The good news is an emerging younger generation of ethical minds.

Q. Isn’t Suarez a great striker?
A (from 7 year old Grandson): No. He’s terrible. He bites.

We do not act rightly because we have virtue and excellence but rather we have those because we acted rightly.

Monday 2 May 2016

LET'S START ALL OVER AGAIN

The morning sun is shining on the Royal Geographical Society, London Business School MBA students are smiling as they meet the torrent of delegates to the 2016 TED x event they’re hosting here. The event is called “CntrlAltDel”. There are sixteen speakers TED style - 18 minutes each. It’s day of reflection, a day of “Alt”. A day of “Ant” too…. Anticipation…

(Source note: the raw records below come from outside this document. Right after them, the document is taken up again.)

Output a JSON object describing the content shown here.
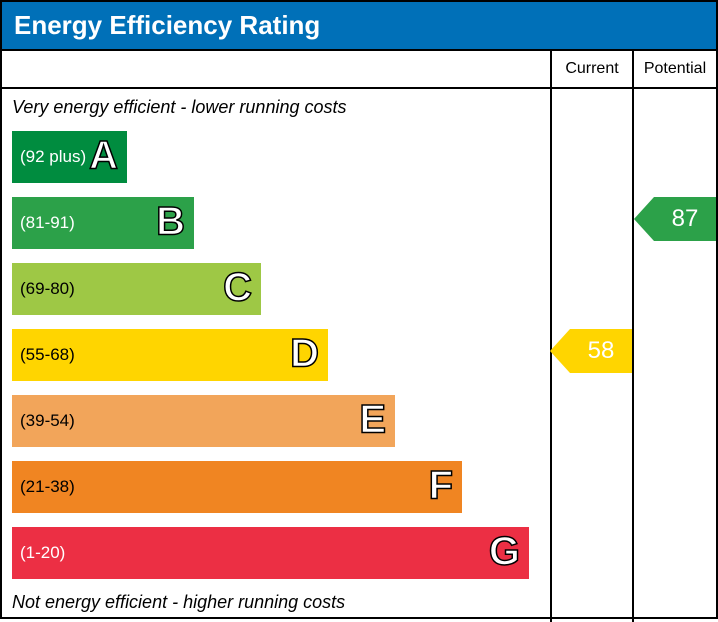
{
  "title": "Energy Efficiency Rating",
  "title_bg": "#0070b8",
  "columns": {
    "current": "Current",
    "potential": "Potential"
  },
  "note_top": "Very energy efficient - lower running costs",
  "note_bottom": "Not energy efficient - higher running costs",
  "bar_base_width": 115,
  "bar_step_width": 67,
  "bands": [
    {
      "letter": "A",
      "range": "(92 plus)",
      "color": "#008c3f",
      "textColor": "#ffffff"
    },
    {
      "letter": "B",
      "range": "(81-91)",
      "color": "#2ca149",
      "textColor": "#ffffff"
    },
    {
      "letter": "C",
      "range": "(69-80)",
      "color": "#9ec845",
      "textColor": "#000000"
    },
    {
      "letter": "D",
      "range": "(55-68)",
      "color": "#ffd500",
      "textColor": "#000000"
    },
    {
      "letter": "E",
      "range": "(39-54)",
      "color": "#f2a55a",
      "textColor": "#000000"
    },
    {
      "letter": "F",
      "range": "(21-38)",
      "color": "#f08522",
      "textColor": "#000000"
    },
    {
      "letter": "G",
      "range": "(1-20)",
      "color": "#ec2f44",
      "textColor": "#ffffff"
    }
  ],
  "current": {
    "value": 58,
    "band": "D",
    "color": "#ffd500",
    "valueColor": "#ffffff"
  },
  "potential": {
    "value": 87,
    "band": "B",
    "color": "#2ca149",
    "valueColor": "#ffffff"
  }
}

There were some interesting insights and thoughts. Here are my top six:

  • Don’t be frightened of AI …the quicker it grows the smarter we’ll get because that’s what human beings do; they improve as the bar is raised. Watch out for chess standards going up.
  • We tend to be in conflict denial (in case we make things worse and have a row). The energy from conflict is a bonus. So embrace conflict - work with it.
  • Two models. Aviation and Medicine. In aviation every mistake is admitted to, analysed and learnt from. Result: continually improving safety record. In Medicine there’s cover up, denial and blame on luck not human error.
  • We talk about leadership. How about “followership”? How about creative, reactive followership as in Tango dancing? How can I (follower) respond to their (leader) moves to build on and enhance their directions?
  • Innovation? Forget blue-sky thinking. How about, instead, a programme to stop doing those stupid things which have settled into the default behaviour of an organisation?
  • How about a new way of creating imagery in sexual education. Instead of, as in Baseball…”pitcher, catcher, getting to first, second, third base, home-run, striking out”, how about instead of that scenario a Pizza metaphor? Sharing, having the usual (or being more adventurous) or simply asking what someone wants?

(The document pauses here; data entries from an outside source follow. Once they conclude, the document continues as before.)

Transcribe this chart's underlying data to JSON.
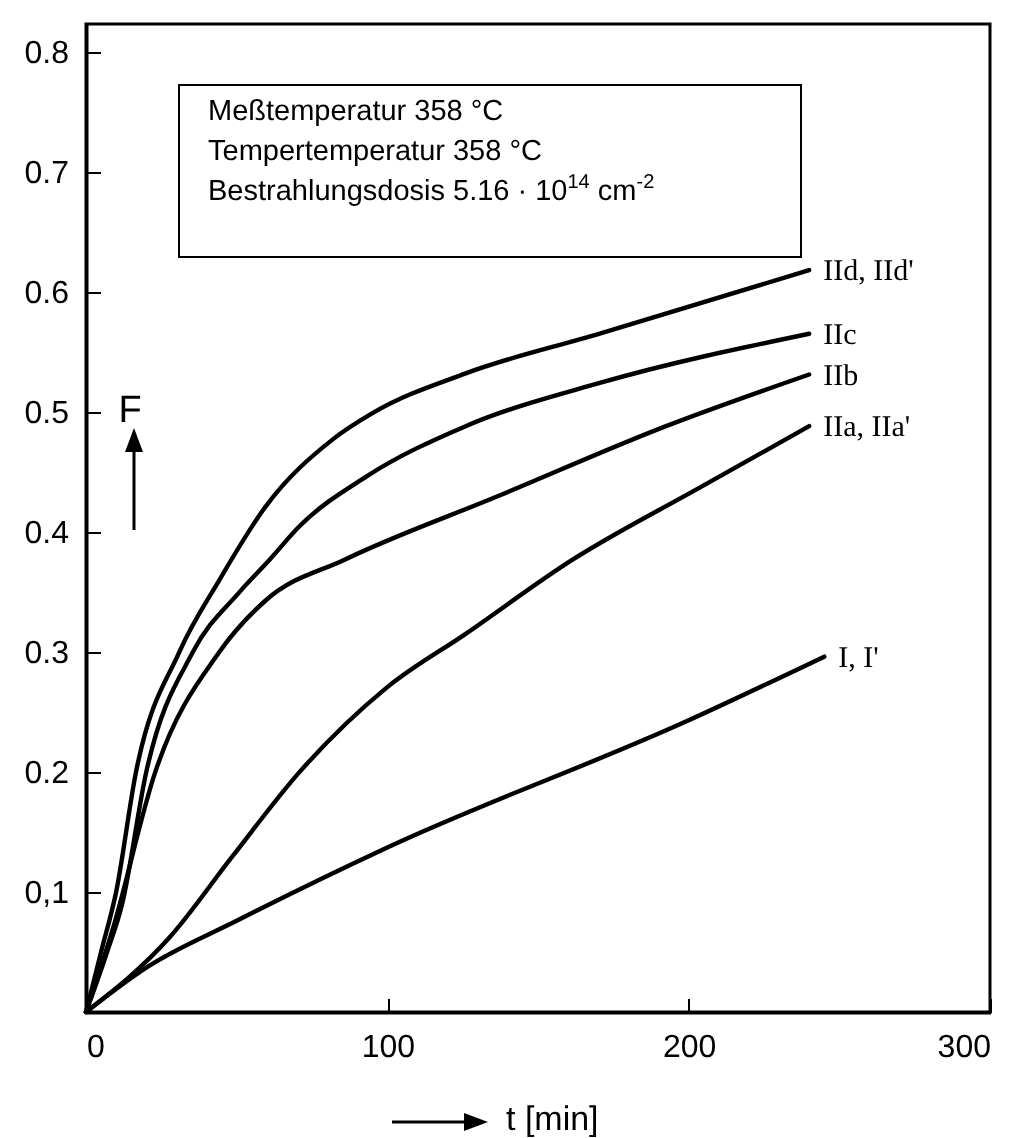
{
  "chart_data": {
    "type": "line",
    "xlabel": "t [min]",
    "ylabel": "F",
    "annotations": [
      "Meßtemperatur   358 °C",
      "Tempertemperatur   358 °C",
      "Bestrahlungsdosis   5.16 · 10$^{14}$ cm$^{-2}$"
    ],
    "xlim": [
      0,
      300
    ],
    "xticks": [
      0,
      100,
      200,
      300
    ],
    "ylim": [
      0,
      0.823
    ],
    "yticks": [
      {
        "value": 0.1,
        "label": "0,1"
      },
      0.2,
      0.3,
      0.4,
      0.5,
      0.6,
      0.7,
      0.8
    ],
    "series": [
      {
        "name": "IId, IId'",
        "color": "#000000",
        "x": [
          0,
          5,
          10,
          16.6,
          31,
          44.3,
          59.6,
          81.9,
          95.2,
          126,
          170.5,
          240
        ],
        "values": [
          0,
          0.05,
          0.1,
          0.2,
          0.3,
          0.36,
          0.421,
          0.477,
          0.499,
          0.532,
          0.565,
          0.618
        ]
      },
      {
        "name": "IIc",
        "color": "#000000",
        "x": [
          0,
          7,
          12,
          20,
          35.5,
          51,
          61,
          71,
          93,
          126,
          170.5,
          240
        ],
        "values": [
          0,
          0.05,
          0.09,
          0.2,
          0.3,
          0.35,
          0.377,
          0.405,
          0.446,
          0.488,
          0.524,
          0.565
        ]
      },
      {
        "name": "IIb",
        "color": "#000000",
        "x": [
          0,
          9,
          23,
          44.3,
          59.7,
          86,
          137,
          192.5,
          240
        ],
        "values": [
          0,
          0.07,
          0.2,
          0.3,
          0.343,
          0.377,
          0.43,
          0.488,
          0.531
        ]
      },
      {
        "name": "IIa, IIa'",
        "color": "#000000",
        "x": [
          0,
          27.7,
          48.7,
          70.9,
          99.7,
          126,
          161.6,
          203.8,
          240
        ],
        "values": [
          0,
          0.062,
          0.13,
          0.2,
          0.27,
          0.315,
          0.377,
          0.437,
          0.488
        ]
      },
      {
        "name": "I, I'",
        "color": "#000000",
        "x": [
          0,
          20,
          50,
          100,
          200,
          245
        ],
        "values": [
          0,
          0.037,
          0.076,
          0.137,
          0.243,
          0.296
        ]
      }
    ]
  }
}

It’s Pizza and Tango that have most stayed in my mind. In creative thinking (not just sex) it’s Pizza that wins as it is interrogative. It’s not about command and control. You can do it anywhere and you don’t need to dress up.



“Shall we?
What would you like?
Shall we share?
How about a Take-Away?”

The Tango model is even more intriguing. It’s also described as “partner dancing”. (And incidentally a therapeutic version was created a decade ago called Tangolates - derived from the core position strengthening concepts of Pilates.) The three stage process that speaker Sue Cox described as “embrace> connect> collaborate” sounds like a useful way to start working together and a better model than “the leader tells and the rest obey” model.

Was the day worthwhile? Of course. Entertaining, refreshing and thought-provoking.

By the way I wonder if TED as a format isn’t a bit TIRED…speeches, many too long for our shortening attention spans…all a bit too self-important?

In today’s world everyone is a competent speaker. Presenting is uniformly good. Note free, relaxed and articulate. This brings its own challenges. You have to be really exceptional to stand out.
But as an experience my conclusion is this. Prolonged listening and thinking is good for our weary brains.